True courage

Woman rivets audience with heartbreaking story of being sexually abused by a teacher

At the tender age of 11, Helena Fraser was violated by a man who was entrusted with protecting and nurturing her

“Why would anyone believe someone like me?” thought an 11-year old girl. “And why would anyone believe that he would pick me?” Silent for so long after being sexually abused by her teacher, Helena Fraser has decided to speak out, to use her voice to help all those who are not yet able to use their own.

Speaking at the Women in the World Summit in London on Friday, Fraser, now a children’s rights campaigner for the NSPCC, painted a picture for the audience of herself as a naïve child, afraid she wouldn’t be believed, trapped by the disguise of righteousness that authority gave to her abuser.

She told no one “because the world that had been created around me, the world of an 11-year-old is that adults, and particularly teachers, are figures of authority.”

It is this world view that Fraser thinks gave her teacher a sense of security, and which he consciously strove to take advantage of. As a recent arrival at secondary school, Fraser was highly academic, unusually tall, skinny and awkward, for which she was bullied. “He sensed my isolation and vulnerability, and he knew he could use it to his advantage.”

The abuse went on for one year, but the pain ricocheted through the rest of her adolescent life. “It just rocked my world, it tore down everything I knew and understood about the world.” Bewildered by what was happening to her, she began to understand puberty as a kind of punishment. “I thought it was responding to what was being done to me.”

Later her relationship with her body became so confused that she took to punishing it. “I was self-harming” she said. “I was not eating because my body was changing and I didn’t want it to.” Becoming what she describes as “a ball of internalized rage,” over the following years she gradually disintegrated to the point where at the age of 18 she had to be institutionalized. There, hearing the stories of girls with similar experiences to her own, she realized that this could have happened to anyone.

“A lot of them were not from those kinds of backgrounds you expect abused kids to be from.” Like her, many of those children came from safe, loving, ordinary families, but their care had been entrusted by their unsuspecting parents to an abuser in an unlikely position of power.

After a couple of months “surrounded by adults who were supporting us, helping us, believing us,” she finally decided that telling someone about what had happened to her might just help.

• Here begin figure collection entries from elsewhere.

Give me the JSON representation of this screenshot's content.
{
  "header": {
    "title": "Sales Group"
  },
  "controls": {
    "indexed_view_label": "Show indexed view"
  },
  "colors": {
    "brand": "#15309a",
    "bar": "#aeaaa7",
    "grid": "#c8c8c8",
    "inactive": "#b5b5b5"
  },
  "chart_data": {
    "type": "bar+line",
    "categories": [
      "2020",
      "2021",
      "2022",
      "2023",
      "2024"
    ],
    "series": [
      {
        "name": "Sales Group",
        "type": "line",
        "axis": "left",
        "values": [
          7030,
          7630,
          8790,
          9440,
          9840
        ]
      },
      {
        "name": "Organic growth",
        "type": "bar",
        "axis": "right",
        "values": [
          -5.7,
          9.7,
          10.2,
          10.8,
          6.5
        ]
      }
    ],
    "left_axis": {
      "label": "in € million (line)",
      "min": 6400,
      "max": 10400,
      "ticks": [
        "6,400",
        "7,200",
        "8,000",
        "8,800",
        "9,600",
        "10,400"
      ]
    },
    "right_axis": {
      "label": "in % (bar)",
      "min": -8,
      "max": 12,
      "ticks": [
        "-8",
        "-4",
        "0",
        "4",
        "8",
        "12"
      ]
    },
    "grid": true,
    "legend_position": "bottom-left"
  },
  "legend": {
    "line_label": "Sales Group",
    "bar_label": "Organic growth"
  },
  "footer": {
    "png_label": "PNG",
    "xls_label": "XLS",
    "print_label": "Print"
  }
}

Today, she sits straight and proud, with little trace of the anguish she must have felt when her world was turned upside down those 20 years ago. She said the abuse, which lasted for one year, “came to an end through coincidence.” Mocking herself and encouraging the audience to titter along with her, she said, “I complained to my parents that I wanted to change school because I wasn’t being academically stretched enough.”

Moderated by Lucy Hockings, an anchor on BBC World News, the conversation moved to the burden upon her parents when they finally found out what had been causing the mysterious changes in their vivacious, bright girl. “It was devastating. They are dedicated to their children, they have done everything to give us a good life.” And yet, all their love could never have been enough because of one weak link. “They gave their trust to this institution, it took that child, abused that child, messed that child up for life, so the anger that they feel will never go away.”

The Jimmy Saville scandal has brought child abuse skidding into the public consciousness, but the shocking facts are that this is not an unusual occurrence: some 80 child-abuse cases are reported every day to the police in the U.K. and one in 20 children has been abused. Fraser’s message to Theresa May, the speaker waiting in the wings to take her seat on the Women in the World stage, was a wake up call for the world: “These people will get into institutions. What is so important is that there is a safe environment in which children can question authority and disclose without fear of not being believed.”